Mut, aku punya sesorang seperti kamu
Dia yang di sana,
juga menyelimutiku
Tapi tenang,
kamu tak akan terganti
karena yang dia selimuti bukanlah tubuh lelahku
Melainkan hatiku yang kemarin-kemarin pernah terbelah.
Bumi dengan Satu Tuhan
Tap #TE
Friday, 17 August 2012
Tuhan, Kamu, Tuhan
Yang aku tahu, aku harus memilih.
Aku merasa bahwa Tuhanku memperhatikan.
Mengikuti tiap gejolak rasaku padamu,tiap buih harap yang kupercayakan padamu.
Kau rasakankah itu?
menjaga masing-masing kita untuk tak saling mendekat,
untuk tak saling terjalin dalam rasa yang mungkin akan menjadi licin.
Membuat kita terpeleset.
Meninggalkan Dia kemudian.
kita menarik kembali langkah kita.
Menenggelamkan setiap rasa yang telah bersemayam tentram.

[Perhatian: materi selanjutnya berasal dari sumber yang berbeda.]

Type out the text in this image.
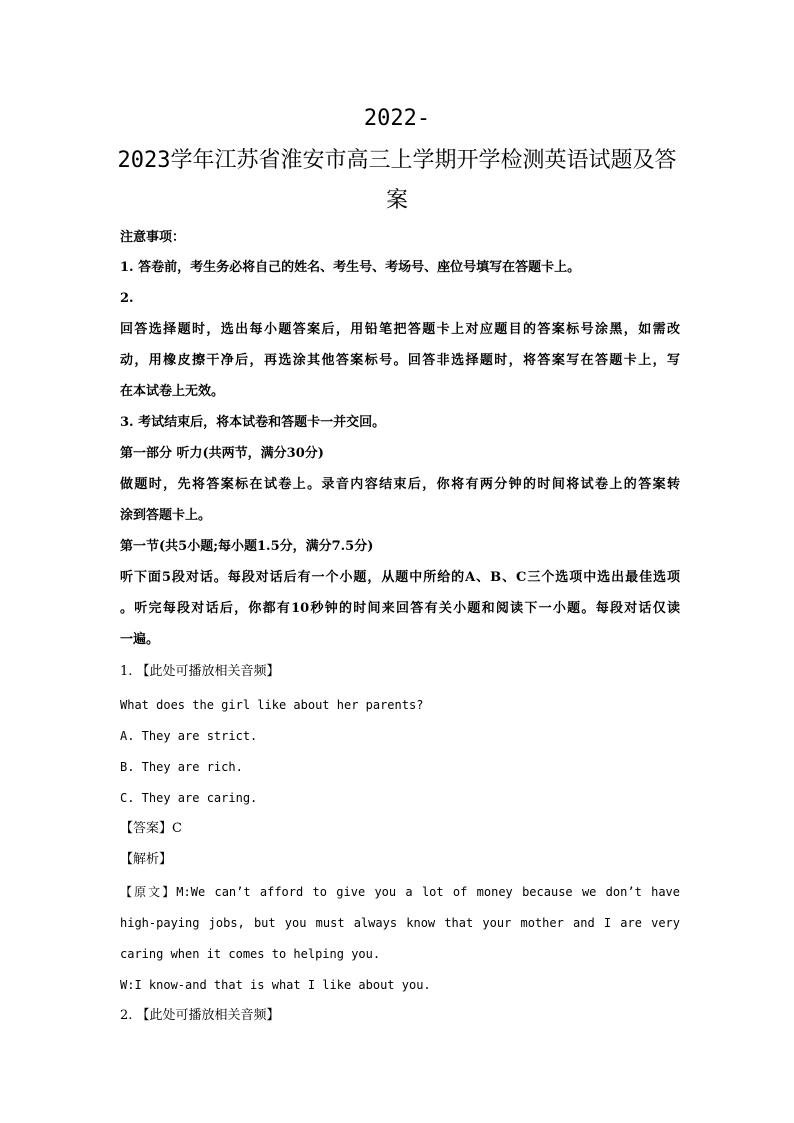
2022-
2023学年江苏省淮安市高三上学期开学检测英语试题及答
案
注意事项：
1. 答卷前，考生务必将自己的姓名、考生号、考场号、座位号填写在答题卡上。
2.
回答选择题时，选出每小题答案后，用铅笔把答题卡上对应题目的答案标号涂黑，如需改
动，用橡皮擦干净后，再选涂其他答案标号。回答非选择题时，将答案写在答题卡上，写
在本试卷上无效。
3. 考试结束后，将本试卷和答题卡一并交回。
第一部分 听力(共两节，满分30分)
做题时，先将答案标在试卷上。录音内容结束后，你将有两分钟的时间将试卷上的答案转
涂到答题卡上。
第一节(共5小题;每小题1.5分，满分7.5分)
听下面5段对话。每段对话后有一个小题，从题中所给的A、B、C三个选项中选出最佳选项
。听完每段对话后，你都有10秒钟的时间来回答有关小题和阅读下一小题。每段对话仅读
一遍。
1. 【此处可播放相关音频】
What does the girl like about her parents?
A. They are strict.
B. They are rich.
C. They are caring.
【答案】C
【解析】
【原文】M:We can’t afford to give you a lot of money because we don’t have
high-paying jobs, but you must always know that your mother and I are very
caring when it comes to helping you.
W:I know-and that is what I like about you.
2. 【此处可播放相关音频】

Kita kembali pada Tuhan kita masing-masing, lalu kita menjadi asing.
Sajak Tentang Hujan
Hei, di sini hujan.
Di sanakah?
Aku harap ya.
Di sini aku sangat menikmati hujan.
Ia membawa butiran kedamaian dalam setiap tetesnya.
Tahukah kamu?
Atau, begini saja,
aku benar-benar ingin memberitahumu bahwa aku benar-benar sangat menghargai hujan
-terlepas dari ia sering membuatku membatalkan janji denganmu-
Aku menghargai setiap tetes hujan yang merelakan dirinya mencium tanah.
Bersetubuh dengan butiran coklat yang tak sepadan dengan jernih dirinya.
Membasahi si tua itu.
Dan membuatnya tetap berguna.
Aku juga menyalutkan keperkasaan rintik hujan yang mampu membuat si kuat batu mengaku kalah.
Si kuat batu pasrah, ia menikmati tiap gesek kikis rintik hujan.
Ia menikmatinya.
Sangat menikmatinya.
Rintik hujan menelusup ke dalam pori-pori abunya, dan ia menikmati cara butir hujan itu terpecah, menelusup, menggelitik.
Aku menghargai koloni butiran hujan yang membasahi jalan kota kita.
Berpadu dengan lampu kendaraan di tengah kemacetan.
Ia satu-satunya alasan yang membuat kemacetan begitu membahagiakan.
Terlebih dengan kamu di sisi.
Dengan tanganmu di genggaman.
Dengan jari-jari kita yang saling terkait.
Dengan hidung kita yang beradu.
Dengan bibir kita yang mengulum satu sama lain.
Koloni butir air itu begitu membuat semuanya indah dengan rasa yang berbeda.
Mereka memiliki cara sendiri untuk mengisi ruh jiwa kita dengan bahagia.